Verse 24 uses many names of God, declaring who he is and then shows us that he has a reason, a purpose even when judgment is required:  (1) The Lord (Jehovah who was and is and is to come), (2) the Lord Almighty (the sovereign God, the one who rules the heavens and earth and all that is in it), and (3) The Mighty One (our deliverer). It is this God who will send judgment if there is no repentance. Why? Verse 22-25: He wants to cleanse them of their worthlessness (dross) and their impurities (tin looks like metal, but isn’t the real thing). He wants to restore them (vs. 26), so that they will be faithful and righteous. He wants to redeem them with his justice and righteousness (vs. 27).

His people needed divine intervention, just as we do today. What’s our sin? Could they be:  prayerlessness, lack of knowledge of His word, trusting in things other than God, or placing other things first in our lives. He longs for us to love and worship him, which will affect our lives, our very behavior, and our very society. He promises redemption and restoration –even through his judgment of sin. The alternative when we do not turn to the LORD is quite clear here in the scripture – verse 28 states the outcome of rebellion and sin as brokenness, shame, disgrace and finally, those who forsake the Lord will perish.

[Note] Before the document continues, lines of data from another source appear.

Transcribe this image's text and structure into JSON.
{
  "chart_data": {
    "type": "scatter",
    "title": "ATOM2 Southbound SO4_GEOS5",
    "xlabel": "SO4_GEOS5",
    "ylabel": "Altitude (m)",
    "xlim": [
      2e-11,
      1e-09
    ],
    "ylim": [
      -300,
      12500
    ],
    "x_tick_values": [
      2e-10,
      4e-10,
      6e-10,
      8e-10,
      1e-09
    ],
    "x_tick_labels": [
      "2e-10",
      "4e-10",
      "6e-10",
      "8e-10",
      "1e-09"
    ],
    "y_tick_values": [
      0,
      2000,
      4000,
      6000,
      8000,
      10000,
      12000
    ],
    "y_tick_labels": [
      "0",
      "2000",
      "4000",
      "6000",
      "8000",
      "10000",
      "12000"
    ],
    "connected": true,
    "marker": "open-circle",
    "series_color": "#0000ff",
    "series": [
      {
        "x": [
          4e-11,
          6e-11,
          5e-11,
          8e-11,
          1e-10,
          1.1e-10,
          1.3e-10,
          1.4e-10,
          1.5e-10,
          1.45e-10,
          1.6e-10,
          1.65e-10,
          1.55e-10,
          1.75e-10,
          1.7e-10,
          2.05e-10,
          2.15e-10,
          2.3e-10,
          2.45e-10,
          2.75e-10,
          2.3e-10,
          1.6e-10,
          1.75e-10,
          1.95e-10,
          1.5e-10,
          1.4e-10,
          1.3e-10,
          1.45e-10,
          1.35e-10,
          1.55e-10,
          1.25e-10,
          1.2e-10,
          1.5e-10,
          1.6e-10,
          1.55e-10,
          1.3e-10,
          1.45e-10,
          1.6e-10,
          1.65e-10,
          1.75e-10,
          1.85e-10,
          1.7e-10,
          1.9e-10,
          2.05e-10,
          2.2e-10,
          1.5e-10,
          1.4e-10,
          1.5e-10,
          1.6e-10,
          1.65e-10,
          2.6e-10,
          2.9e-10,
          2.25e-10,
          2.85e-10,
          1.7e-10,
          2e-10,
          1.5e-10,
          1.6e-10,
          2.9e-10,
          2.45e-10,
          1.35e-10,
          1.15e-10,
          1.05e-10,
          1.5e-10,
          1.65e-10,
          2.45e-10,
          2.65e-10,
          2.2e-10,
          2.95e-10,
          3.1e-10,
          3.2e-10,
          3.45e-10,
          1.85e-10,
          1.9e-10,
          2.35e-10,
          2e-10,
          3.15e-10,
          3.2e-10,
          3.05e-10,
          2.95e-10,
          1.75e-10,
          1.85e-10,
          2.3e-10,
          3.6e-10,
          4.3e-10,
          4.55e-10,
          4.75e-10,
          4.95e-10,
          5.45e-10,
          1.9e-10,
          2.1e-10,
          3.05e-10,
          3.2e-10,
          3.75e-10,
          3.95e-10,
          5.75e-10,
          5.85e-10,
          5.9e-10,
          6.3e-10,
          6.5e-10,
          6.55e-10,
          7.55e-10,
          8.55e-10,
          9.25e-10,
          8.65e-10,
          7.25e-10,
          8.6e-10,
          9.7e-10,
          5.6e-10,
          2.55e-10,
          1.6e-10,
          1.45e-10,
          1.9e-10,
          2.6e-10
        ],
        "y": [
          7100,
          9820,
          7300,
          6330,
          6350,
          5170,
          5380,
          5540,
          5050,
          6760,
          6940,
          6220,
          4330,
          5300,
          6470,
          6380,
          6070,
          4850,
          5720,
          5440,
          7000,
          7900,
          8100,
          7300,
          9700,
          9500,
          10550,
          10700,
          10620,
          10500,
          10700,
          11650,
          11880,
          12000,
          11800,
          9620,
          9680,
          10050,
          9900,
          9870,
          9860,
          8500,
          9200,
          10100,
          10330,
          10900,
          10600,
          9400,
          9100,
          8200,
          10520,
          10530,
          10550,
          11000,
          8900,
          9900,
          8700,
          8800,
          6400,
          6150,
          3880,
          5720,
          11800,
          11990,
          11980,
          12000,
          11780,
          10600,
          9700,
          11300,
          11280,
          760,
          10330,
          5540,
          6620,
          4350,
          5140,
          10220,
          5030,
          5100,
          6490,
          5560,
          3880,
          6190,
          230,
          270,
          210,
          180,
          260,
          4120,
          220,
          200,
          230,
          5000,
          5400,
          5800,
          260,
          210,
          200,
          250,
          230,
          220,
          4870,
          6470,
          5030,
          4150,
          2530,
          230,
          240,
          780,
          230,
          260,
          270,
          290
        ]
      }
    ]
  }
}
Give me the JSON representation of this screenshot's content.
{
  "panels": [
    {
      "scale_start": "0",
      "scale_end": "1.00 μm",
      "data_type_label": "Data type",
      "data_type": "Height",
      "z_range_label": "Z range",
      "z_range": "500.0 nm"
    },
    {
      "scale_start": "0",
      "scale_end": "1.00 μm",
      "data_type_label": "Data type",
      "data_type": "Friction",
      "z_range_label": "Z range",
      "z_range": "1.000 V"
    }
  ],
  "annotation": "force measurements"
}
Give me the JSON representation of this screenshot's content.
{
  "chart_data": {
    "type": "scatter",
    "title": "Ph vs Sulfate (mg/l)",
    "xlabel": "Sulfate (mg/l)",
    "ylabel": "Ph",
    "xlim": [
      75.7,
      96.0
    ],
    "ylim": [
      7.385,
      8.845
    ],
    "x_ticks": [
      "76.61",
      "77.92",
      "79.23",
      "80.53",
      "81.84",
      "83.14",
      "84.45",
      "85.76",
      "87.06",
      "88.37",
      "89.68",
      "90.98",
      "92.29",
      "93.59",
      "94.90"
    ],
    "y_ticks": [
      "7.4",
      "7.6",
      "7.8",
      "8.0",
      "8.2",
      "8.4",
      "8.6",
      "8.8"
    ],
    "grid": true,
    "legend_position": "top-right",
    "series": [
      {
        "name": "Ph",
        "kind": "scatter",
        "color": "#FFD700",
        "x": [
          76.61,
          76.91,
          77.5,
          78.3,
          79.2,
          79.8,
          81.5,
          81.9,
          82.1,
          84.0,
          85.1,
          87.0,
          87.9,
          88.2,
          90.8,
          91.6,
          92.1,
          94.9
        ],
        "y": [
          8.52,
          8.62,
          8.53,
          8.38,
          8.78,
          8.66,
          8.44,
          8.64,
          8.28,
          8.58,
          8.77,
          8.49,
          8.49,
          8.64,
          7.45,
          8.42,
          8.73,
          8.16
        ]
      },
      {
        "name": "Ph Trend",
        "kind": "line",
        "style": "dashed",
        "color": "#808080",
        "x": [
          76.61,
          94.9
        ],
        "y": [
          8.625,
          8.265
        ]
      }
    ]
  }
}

God gives us a way out through his mercy and grace.

 His grace has appeared to us!

Titus 2:11-14…For the grace of God has appeared to all men. It teaches us to say “No” to ungodliness and worldly passions, and live self-controlled, upright and godly lives in this present age, while we wait for the blessed hope-the glorious appearing of our great God and Savior, Jesus Christ, who gave himself for us to redeem us from all wickedness and to purify for himself a people that are his very own, eager to do what is good.

 

 

4.     How do we apply this to our lives today?

        What’s your view of God? One of the commentators stated that God has been misrepresented in the sense that He has been pictured as losing His temper and breaking forth in judgment.” Has that been your picture of God? Especially as we study the Old Testament? God will judge sin or abandon the wicked to their sin because of his holiness and justness, but he reaches out with mercy and grace over and over again. And even through his judgment, he purposes to purify us and make us whole.

        How have you experienced his justice and mercy? Meditate on the Lord’s justice (1:19-20, 24-28) and his mercy (1:9 and 8). Thanks the Lord – how else can you respond when you see his redeeming love?

        What would it mean for you to be willing and obedient so that you can experience God’s best for you? (1:19)

 

 

Keepsake truth: Isaiah 1:18

“Come now, let us reason together,” says the LORD. “Though your sins are like scarlet, they shall be as white as snow; though they are red as crimson, they shall be like wool.”